Differences over how to address concerns such as immigration and trade access are becoming more pronounced.
Conflict and confusion over Britain's Brexit strategy
British politicians and officials are in disarray over the country’s approach to exiting the European Union as a revolt against prime minister Theresa May’s tough negotiating stance gathers pace.
Senior civil servants have revealed that the choice ahead lies between making payments to stay in a very close trading arrangement with the EU or accepting a looser deal modelled on a recent EU-Canada free-trade treaty.
The prospect of replicating the current ties while restoring immigration controls and making free-trade deals with the rest of the world has been deemed unrealistic. This objective was famously dubbed "having our cake and eating it" by Boris Johnson, the foreign secretary, after the referendum last June.
Mrs May’s position that "no-deal is better than a bad deal" has also been dismissed as unworkable by her own officials, according to a report in the anti-Brexit Guardian newspaper.
While voters have decided to leave the European Union, the manner of Britain's departure is more disputed than ever. The failure of Mrs May's Conservative party to win a majority at the general election last month has thrown open the political debate on the negotiations.
“The economic arguments that had got lost in the last six months are now being heard again and those who had tried to railroad this by saying ‘you are talking our country down’ are now being given a run for their money,” a source told the Guardian.
It has not helped Downing Street that recently departed figures are speaking out.
James Chapman, formerly the right hand man of David Davis, the Brexit secretary who oversees the Brussels negotiations, told the BBC that Mrs May’s absolutist positions on immigration had "hamstrung" the British.
“This is a new parliament, there's a new reality. She has to get these things through parliament,” he warned. “I think that there would be room to recalibrate some of this approach but at the moment she is showing no willingness to do this.”
Meanwhile David Jones, who was sacked as Mr Davis’s deputy following the election, weighed in to call on the government to shore up preparations for Brexit by recruiting more negotiators.

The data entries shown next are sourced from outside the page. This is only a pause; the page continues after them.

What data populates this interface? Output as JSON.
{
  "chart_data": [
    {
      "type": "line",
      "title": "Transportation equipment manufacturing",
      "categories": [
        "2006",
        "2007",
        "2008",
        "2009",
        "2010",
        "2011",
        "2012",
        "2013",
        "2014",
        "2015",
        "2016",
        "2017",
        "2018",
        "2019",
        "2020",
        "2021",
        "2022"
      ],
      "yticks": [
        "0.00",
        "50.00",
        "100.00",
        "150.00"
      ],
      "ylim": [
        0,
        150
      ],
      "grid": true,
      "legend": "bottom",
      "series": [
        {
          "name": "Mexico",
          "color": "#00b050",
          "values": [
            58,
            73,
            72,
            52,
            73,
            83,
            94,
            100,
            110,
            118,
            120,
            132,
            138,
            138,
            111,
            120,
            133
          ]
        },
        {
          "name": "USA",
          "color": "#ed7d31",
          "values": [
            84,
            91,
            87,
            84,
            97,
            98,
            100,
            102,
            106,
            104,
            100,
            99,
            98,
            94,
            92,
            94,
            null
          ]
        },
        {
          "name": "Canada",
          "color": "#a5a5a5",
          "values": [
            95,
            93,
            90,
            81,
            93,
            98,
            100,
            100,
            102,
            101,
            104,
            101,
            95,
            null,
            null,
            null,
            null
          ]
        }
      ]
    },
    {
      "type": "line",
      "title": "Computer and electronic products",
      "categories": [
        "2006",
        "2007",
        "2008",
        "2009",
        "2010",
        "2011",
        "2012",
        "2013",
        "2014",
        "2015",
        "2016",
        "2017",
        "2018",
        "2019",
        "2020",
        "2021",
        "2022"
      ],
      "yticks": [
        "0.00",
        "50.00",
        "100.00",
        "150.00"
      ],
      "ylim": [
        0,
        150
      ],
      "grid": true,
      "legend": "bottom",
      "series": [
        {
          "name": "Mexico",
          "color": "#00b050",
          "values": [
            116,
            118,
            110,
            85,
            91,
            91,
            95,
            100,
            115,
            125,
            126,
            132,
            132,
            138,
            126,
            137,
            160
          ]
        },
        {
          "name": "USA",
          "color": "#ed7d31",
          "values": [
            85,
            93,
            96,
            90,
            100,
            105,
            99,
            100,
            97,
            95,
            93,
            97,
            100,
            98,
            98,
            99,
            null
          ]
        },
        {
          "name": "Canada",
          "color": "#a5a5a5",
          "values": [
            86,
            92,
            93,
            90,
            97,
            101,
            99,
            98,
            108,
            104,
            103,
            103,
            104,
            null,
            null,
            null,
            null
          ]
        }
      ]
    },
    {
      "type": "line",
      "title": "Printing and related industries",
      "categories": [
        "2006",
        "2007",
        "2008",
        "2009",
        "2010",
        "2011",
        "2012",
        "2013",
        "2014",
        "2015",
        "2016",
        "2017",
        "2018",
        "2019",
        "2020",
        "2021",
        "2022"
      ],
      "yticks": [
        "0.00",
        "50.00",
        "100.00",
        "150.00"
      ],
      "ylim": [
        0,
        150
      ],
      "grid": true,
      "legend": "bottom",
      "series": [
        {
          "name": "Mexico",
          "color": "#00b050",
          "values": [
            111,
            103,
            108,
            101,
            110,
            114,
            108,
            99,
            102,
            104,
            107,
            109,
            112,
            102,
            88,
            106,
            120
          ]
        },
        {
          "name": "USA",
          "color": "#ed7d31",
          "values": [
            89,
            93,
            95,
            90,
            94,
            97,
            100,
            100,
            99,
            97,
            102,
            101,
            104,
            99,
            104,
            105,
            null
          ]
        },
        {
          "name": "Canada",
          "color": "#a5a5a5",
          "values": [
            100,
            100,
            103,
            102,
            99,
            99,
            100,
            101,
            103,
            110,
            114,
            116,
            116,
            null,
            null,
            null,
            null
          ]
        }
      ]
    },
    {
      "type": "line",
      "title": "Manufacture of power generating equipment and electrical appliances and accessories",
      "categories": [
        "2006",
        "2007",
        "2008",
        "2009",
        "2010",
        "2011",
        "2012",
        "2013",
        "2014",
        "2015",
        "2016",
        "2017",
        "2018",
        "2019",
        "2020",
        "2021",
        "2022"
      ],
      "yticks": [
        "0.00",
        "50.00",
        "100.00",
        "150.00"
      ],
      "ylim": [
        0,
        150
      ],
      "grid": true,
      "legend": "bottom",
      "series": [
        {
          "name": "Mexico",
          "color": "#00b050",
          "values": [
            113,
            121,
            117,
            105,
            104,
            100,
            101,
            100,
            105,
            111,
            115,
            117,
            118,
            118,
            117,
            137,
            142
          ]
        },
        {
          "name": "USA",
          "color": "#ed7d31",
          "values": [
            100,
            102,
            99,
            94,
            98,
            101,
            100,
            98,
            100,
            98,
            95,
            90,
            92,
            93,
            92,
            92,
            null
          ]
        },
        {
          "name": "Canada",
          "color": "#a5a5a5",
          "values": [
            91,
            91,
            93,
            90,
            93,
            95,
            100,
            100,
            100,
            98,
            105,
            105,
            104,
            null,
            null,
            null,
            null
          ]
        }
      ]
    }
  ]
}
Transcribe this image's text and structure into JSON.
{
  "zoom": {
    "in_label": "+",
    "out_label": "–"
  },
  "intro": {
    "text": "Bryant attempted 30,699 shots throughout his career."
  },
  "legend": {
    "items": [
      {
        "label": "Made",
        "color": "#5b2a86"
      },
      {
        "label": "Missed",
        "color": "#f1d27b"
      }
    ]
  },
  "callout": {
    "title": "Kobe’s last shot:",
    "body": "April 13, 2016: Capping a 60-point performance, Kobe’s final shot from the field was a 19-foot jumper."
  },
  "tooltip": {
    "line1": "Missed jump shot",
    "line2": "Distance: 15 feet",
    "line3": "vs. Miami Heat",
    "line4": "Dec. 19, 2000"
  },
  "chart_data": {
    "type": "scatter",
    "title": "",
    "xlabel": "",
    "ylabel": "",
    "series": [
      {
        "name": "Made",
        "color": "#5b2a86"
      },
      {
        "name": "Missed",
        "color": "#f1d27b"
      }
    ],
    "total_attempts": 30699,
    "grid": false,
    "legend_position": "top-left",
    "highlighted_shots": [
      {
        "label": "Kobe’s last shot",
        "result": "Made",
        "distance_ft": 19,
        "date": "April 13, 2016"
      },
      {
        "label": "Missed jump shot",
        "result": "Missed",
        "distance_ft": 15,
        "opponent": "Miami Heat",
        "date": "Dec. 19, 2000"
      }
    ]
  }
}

In a further embarrassment, Downing Street was on Monday forced to deny another report it was already braced to quit the EU talks in September as it anticipates a bust-up over the €100 billion (Dh417bn) exit bill demanded by Brussels. Business leaders were said to have been given the warning last week in a briefing from the prime minister’s office.
The City of London signalled its concerns over the lack of clarity by revealing it would send its own delegation to consult with Brussels. Mark Hoban, a former Conservative treasury minister, will lead a team to meet Brussels officials to discuss continuing access to the bloc for the banking and insurance industries.
The fraying relations with European neighbours as a result of the Brexit pressure got another jolt when Michael Gove, a leading figure in the Leave campaign who has been restored to the cabinet, announced London would restore national controls over access to its seas for foreign fishing fleets.
The move drew a rebuke from Ireland, which shares sensitive sea lanes with Britain, and the four other countries affected. Newspaper headlines warned of a repeat of the 1970s Cod War, when Britain was drawn into a confrontation with Iceland over the right to fish in the North Atlantic.
Mr Gove and other leave ministers are keen on restoring Britain’s right to forge free-trade deals around the world. Liam Fox, the trade secretary, is already working on "signature-ready" pacts with a number of trading partners, most notably the Gulf Cooperation Council.
Officials say talks are proceeding well with the GCC but that nothing can been formalised until after the British exit from the EU.
When that will be is unknowable. The deadline for the end of the current negotiations is 2019. The influential chancellor, Philip Hammond wants to agree a long transitional period, when Britain remains in the EU’s customs union.
Mr Hammond has the support of the opposition Labour spokesman Keir Starmer, who has said London should "pay to stay in" the EU’s single market.